Holy Smokes! They're all wonderful, but my favorite is the last. Wow!


----------



## rik6230 (Jan 8, 2008)

Thank you 



coppers-mom said:


> Beautiful pictures and of course a beautiful, powerful, fun loving dog!
> Really nice photos. I'm afraid the great pictures require too much commitment (lying in cold mud?!) so I'll just have to look at yours.


The mud is not only cold but also dirty :yuck: but I love it.




sharlin said:


> Rik - are you setting up beforehand and having someone throw a ball or a retrieve?? Also are you prefocusing on exit point? Those are remarkable pictures and obvioulsy trying to pick your brain a little.

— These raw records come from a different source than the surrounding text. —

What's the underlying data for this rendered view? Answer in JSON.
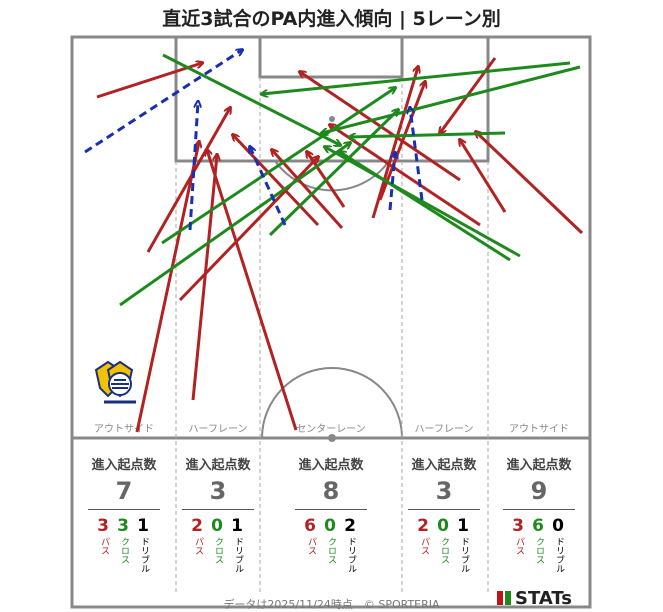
{
  "title": "直近3試合のPA内進入傾向 | 5レーン別",
  "footer": "データは2025/11/24時点　© SPORTERIA",
  "brand": "STATs",
  "colors": {
    "pass": "#b22222",
    "cross": "#1e8a1e",
    "dribble": "#1a2fb0",
    "line": "#888888"
  },
  "chart_data": {
    "type": "pitch-arrows",
    "lanes": [
      {
        "name": "アウトサイド",
        "head": "進入起点数",
        "total": "7",
        "pass": "3",
        "cross": "3",
        "dribble": "1"
      },
      {
        "name": "ハーフレーン",
        "head": "進入起点数",
        "total": "3",
        "pass": "2",
        "cross": "0",
        "dribble": "1"
      },
      {
        "name": "センターレーン",
        "head": "進入起点数",
        "total": "8",
        "pass": "6",
        "cross": "0",
        "dribble": "2"
      },
      {
        "name": "ハーフレーン",
        "head": "進入起点数",
        "total": "3",
        "pass": "2",
        "cross": "0",
        "dribble": "1"
      },
      {
        "name": "アウトサイド",
        "head": "進入起点数",
        "total": "9",
        "pass": "3",
        "cross": "6",
        "dribble": "0"
      }
    ],
    "labels": {
      "pass": "パス",
      "cross": "クロス",
      "dribble": "ドリブル"
    },
    "arrows": [
      {
        "type": "pass",
        "from": [
          97,
          97
        ],
        "to": [
          202,
          63
        ]
      },
      {
        "type": "pass",
        "from": [
          137,
          432
        ],
        "to": [
          199,
          142
        ]
      },
      {
        "type": "pass",
        "from": [
          148,
          252
        ],
        "to": [
          230,
          108
        ]
      },
      {
        "type": "pass",
        "from": [
          193,
          400
        ],
        "to": [
          217,
          155
        ]
      },
      {
        "type": "pass",
        "from": [
          180,
          300
        ],
        "to": [
          318,
          157
        ]
      },
      {
        "type": "pass",
        "from": [
          296,
          430
        ],
        "to": [
          207,
          150
        ]
      },
      {
        "type": "pass",
        "from": [
          318,
          225
        ],
        "to": [
          233,
          135
        ]
      },
      {
        "type": "pass",
        "from": [
          342,
          228
        ],
        "to": [
          272,
          150
        ]
      },
      {
        "type": "pass",
        "from": [
          344,
          207
        ],
        "to": [
          307,
          152
        ]
      },
      {
        "type": "pass",
        "from": [
          373,
          218
        ],
        "to": [
          418,
          67
        ]
      },
      {
        "type": "pass",
        "from": [
          380,
          200
        ],
        "to": [
          425,
          82
        ]
      },
      {
        "type": "pass",
        "from": [
          480,
          225
        ],
        "to": [
          330,
          125
        ]
      },
      {
        "type": "pass",
        "from": [
          495,
          58
        ],
        "to": [
          440,
          133
        ]
      },
      {
        "type": "pass",
        "from": [
          505,
          212
        ],
        "to": [
          460,
          140
        ]
      },
      {
        "type": "pass",
        "from": [
          582,
          233
        ],
        "to": [
          476,
          132
        ]
      },
      {
        "type": "pass",
        "from": [
          460,
          180
        ],
        "to": [
          300,
          72
        ]
      },
      {
        "type": "cross",
        "from": [
          120,
          305
        ],
        "to": [
          350,
          143
        ]
      },
      {
        "type": "cross",
        "from": [
          163,
          55
        ],
        "to": [
          340,
          145
        ]
      },
      {
        "type": "cross",
        "from": [
          162,
          243
        ],
        "to": [
          395,
          88
        ]
      },
      {
        "type": "cross",
        "from": [
          570,
          63
        ],
        "to": [
          262,
          94
        ]
      },
      {
        "type": "cross",
        "from": [
          580,
          67
        ],
        "to": [
          322,
          133
        ]
      },
      {
        "type": "cross",
        "from": [
          505,
          133
        ],
        "to": [
          350,
          137
        ]
      },
      {
        "type": "cross",
        "from": [
          520,
          256
        ],
        "to": [
          325,
          147
        ]
      },
      {
        "type": "cross",
        "from": [
          510,
          260
        ],
        "to": [
          340,
          152
        ]
      },
      {
        "type": "cross",
        "from": [
          270,
          235
        ],
        "to": [
          398,
          110
        ]
      },
      {
        "type": "dribble",
        "from": [
          85,
          152
        ],
        "to": [
          242,
          50
        ]
      },
      {
        "type": "dribble",
        "from": [
          190,
          230
        ],
        "to": [
          198,
          102
        ]
      },
      {
        "type": "dribble",
        "from": [
          285,
          225
        ],
        "to": [
          250,
          147
        ]
      },
      {
        "type": "dribble",
        "from": [
          390,
          210
        ],
        "to": [
          395,
          153
        ]
      },
      {
        "type": "dribble",
        "from": [
          422,
          200
        ],
        "to": [
          410,
          108
        ]
      }
    ]
  }
}
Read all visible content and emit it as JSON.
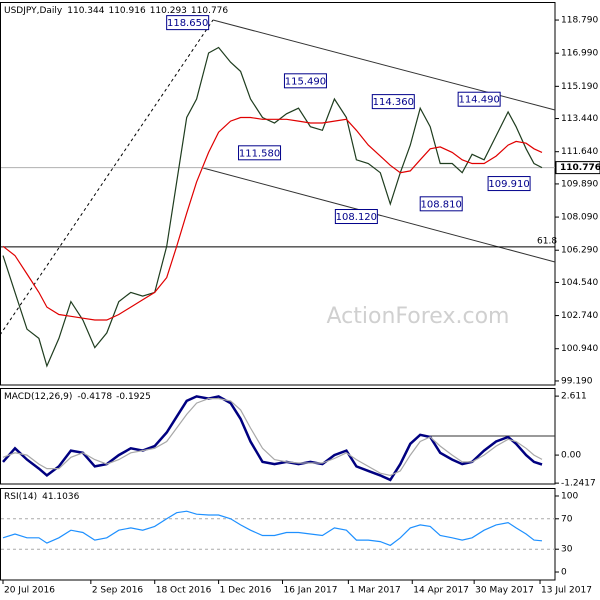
{
  "chart_data": [
    {
      "type": "line",
      "title": "USDJPY,Daily",
      "header_values": [
        110.344,
        110.916,
        110.293,
        110.776
      ],
      "x": [
        0,
        6,
        12,
        18,
        22,
        28,
        34,
        40,
        46,
        52,
        58,
        64,
        70,
        76,
        82,
        87,
        92,
        97,
        103,
        108,
        114,
        119,
        124,
        130,
        136,
        142,
        148,
        154,
        160,
        166,
        172,
        177,
        183,
        189,
        194,
        199,
        204,
        209,
        214,
        219,
        225,
        230,
        235,
        241,
        247,
        253,
        257,
        262,
        266,
        270
      ],
      "series": [
        {
          "color": "#1f3d1f",
          "values": [
            106.0,
            104.0,
            102.0,
            101.5,
            100.0,
            101.5,
            103.5,
            102.5,
            101.0,
            101.8,
            103.5,
            104.0,
            103.8,
            104.0,
            106.5,
            110.0,
            113.5,
            114.5,
            117.0,
            117.3,
            116.5,
            116.0,
            114.5,
            113.5,
            113.2,
            113.7,
            114.0,
            113.0,
            112.8,
            114.5,
            113.5,
            111.2,
            111.0,
            110.5,
            108.8,
            110.5,
            112.0,
            114.0,
            113.0,
            111.0,
            111.0,
            110.5,
            111.5,
            111.2,
            112.5,
            113.8,
            113.0,
            111.8,
            111.0,
            110.776
          ]
        },
        {
          "color": "#e00000",
          "values": [
            106.5,
            106.0,
            105.0,
            104.0,
            103.2,
            102.8,
            102.7,
            102.6,
            102.5,
            102.5,
            102.8,
            103.2,
            103.6,
            104.0,
            104.8,
            106.5,
            108.3,
            110.0,
            111.6,
            112.7,
            113.3,
            113.5,
            113.5,
            113.4,
            113.4,
            113.4,
            113.3,
            113.2,
            113.2,
            113.3,
            113.4,
            112.8,
            112.0,
            111.4,
            110.9,
            110.5,
            110.6,
            111.2,
            111.8,
            111.9,
            111.6,
            111.2,
            111.0,
            111.0,
            111.4,
            112.0,
            112.2,
            112.1,
            111.8,
            111.6
          ]
        }
      ],
      "xlim": [
        -1,
        276.5
      ],
      "xticks": [
        {
          "value": 0,
          "label": "20 Jul 2016"
        },
        {
          "value": 44,
          "label": "2 Sep 2016"
        },
        {
          "value": 76,
          "label": "18 Oct 2016"
        },
        {
          "value": 108,
          "label": "1 Dec 2016"
        },
        {
          "value": 140,
          "label": "16 Jan 2017"
        },
        {
          "value": 173,
          "label": "1 Mar 2017"
        },
        {
          "value": 205,
          "label": "14 Apr 2017"
        },
        {
          "value": 236,
          "label": "30 May 2017"
        },
        {
          "value": 269,
          "label": "13 Jul 2017"
        }
      ],
      "ylim": [
        98.97,
        119.77
      ],
      "yticks": [
        {
          "value": 118.79,
          "label": "118.790"
        },
        {
          "value": 116.99,
          "label": "116.990"
        },
        {
          "value": 115.19,
          "label": "115.190"
        },
        {
          "value": 113.44,
          "label": "113.440"
        },
        {
          "value": 111.64,
          "label": "111.640"
        },
        {
          "value": 109.89,
          "label": "109.890"
        },
        {
          "value": 108.09,
          "label": "108.090"
        },
        {
          "value": 106.29,
          "label": "106.290"
        },
        {
          "value": 104.54,
          "label": "104.540"
        },
        {
          "value": 102.74,
          "label": "102.740"
        },
        {
          "value": 100.94,
          "label": "100.940"
        },
        {
          "value": 99.19,
          "label": "99.190"
        }
      ],
      "current_price": 110.776,
      "fib": {
        "level": 61.8,
        "price": 106.47
      },
      "annotations": [
        {
          "x": 92.5,
          "value": 118.65,
          "label": "118.650"
        },
        {
          "x": 151.5,
          "value": 115.49,
          "label": "115.490"
        },
        {
          "x": 195.5,
          "value": 114.36,
          "label": "114.360"
        },
        {
          "x": 238.5,
          "value": 114.49,
          "label": "114.490"
        },
        {
          "x": 128.5,
          "value": 111.58,
          "label": "111.580"
        },
        {
          "x": 253.5,
          "value": 109.91,
          "label": "109.910"
        },
        {
          "x": 177,
          "value": 108.12,
          "label": "108.120"
        },
        {
          "x": 219.5,
          "value": 108.81,
          "label": "108.810"
        }
      ],
      "watermark": "ActionForex.com"
    },
    {
      "type": "line",
      "title": "MACD(12,26,9)",
      "header_values": [
        -0.4178,
        -0.1925
      ],
      "series": [
        {
          "color": "#000080",
          "values": [
            -0.3,
            0.3,
            -0.2,
            -0.6,
            -0.9,
            -0.5,
            0.2,
            0.1,
            -0.5,
            -0.4,
            0.0,
            0.3,
            0.2,
            0.4,
            1.0,
            1.7,
            2.4,
            2.6,
            2.5,
            2.6,
            2.3,
            1.6,
            0.6,
            -0.3,
            -0.4,
            -0.3,
            -0.4,
            -0.3,
            -0.4,
            0.0,
            0.2,
            -0.5,
            -0.7,
            -0.9,
            -1.1,
            -0.4,
            0.5,
            0.9,
            0.8,
            0.1,
            -0.2,
            -0.4,
            -0.3,
            0.2,
            0.6,
            0.8,
            0.5,
            0.0,
            -0.3,
            -0.4178
          ]
        },
        {
          "color": "#a8a8a8",
          "values": [
            -0.1,
            0.1,
            0.0,
            -0.4,
            -0.6,
            -0.6,
            -0.1,
            0.1,
            -0.2,
            -0.4,
            -0.2,
            0.1,
            0.2,
            0.3,
            0.6,
            1.2,
            1.8,
            2.3,
            2.5,
            2.5,
            2.4,
            2.0,
            1.2,
            0.3,
            -0.2,
            -0.3,
            -0.35,
            -0.35,
            -0.35,
            -0.15,
            0.1,
            -0.2,
            -0.5,
            -0.8,
            -0.9,
            -0.7,
            0.0,
            0.6,
            0.8,
            0.4,
            0.0,
            -0.3,
            -0.3,
            0.0,
            0.4,
            0.7,
            0.6,
            0.3,
            0.0,
            -0.1925
          ]
        }
      ],
      "ylim": [
        -1.28,
        2.97
      ],
      "yticks": [
        2.611,
        {
          "value": 0,
          "label": "0.00"
        },
        -1.2417
      ]
    },
    {
      "type": "line",
      "title": "RSI(14)",
      "header_values": [
        41.1036
      ],
      "series": [
        {
          "color": "#1e90ff",
          "values": [
            45,
            50,
            45,
            45,
            38,
            45,
            55,
            52,
            42,
            45,
            55,
            58,
            55,
            60,
            70,
            78,
            80,
            76,
            75,
            75,
            70,
            62,
            55,
            48,
            48,
            52,
            52,
            50,
            48,
            58,
            55,
            42,
            42,
            40,
            35,
            45,
            58,
            62,
            60,
            48,
            45,
            42,
            45,
            55,
            62,
            65,
            58,
            50,
            42,
            41.1036
          ]
        }
      ],
      "ylim": [
        -10.5,
        110.5
      ],
      "yticks": [
        100,
        70,
        30,
        0
      ],
      "levels": [
        70,
        30
      ]
    }
  ]
}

Yes my daughter throws a ball , but I didn't prefocus at the exit point. I used the Nikkor 70 200 2.8 AFS VR. This lens is focussing incredible fast. But I believe in this angle almost every lens is fast enough (focus) for a good result. It would be much more difficult if the dog is running into your direction like this one.


----------



## Champ (Jun 10, 2006)

Great photos! I wish Champ would dart through water like that so I could *attempt* to get photos like that!! My favorite is the last one!


----------



## Abbydabbydo (Jan 31, 2007)

Excellent shots! I love the water blanket! And I love my Nikon, but it is not your equipment, it is your skill.


----------



## LaineysMama (Sep 30, 2008)

I'm sure I can't say anything that hasn't already been mentioned, but as an amateur photographer brand new to using a DSLR, these are really inspiring! I'm still learning what the terminology even means, let alone learning to use it to craft amazing images!

Paco's intensity and focus are truly impressive! What a beautiful dog!


----------



## Hudson (May 18, 2005)

Rik- amazing shots, I just love your photography! and Paco!


----------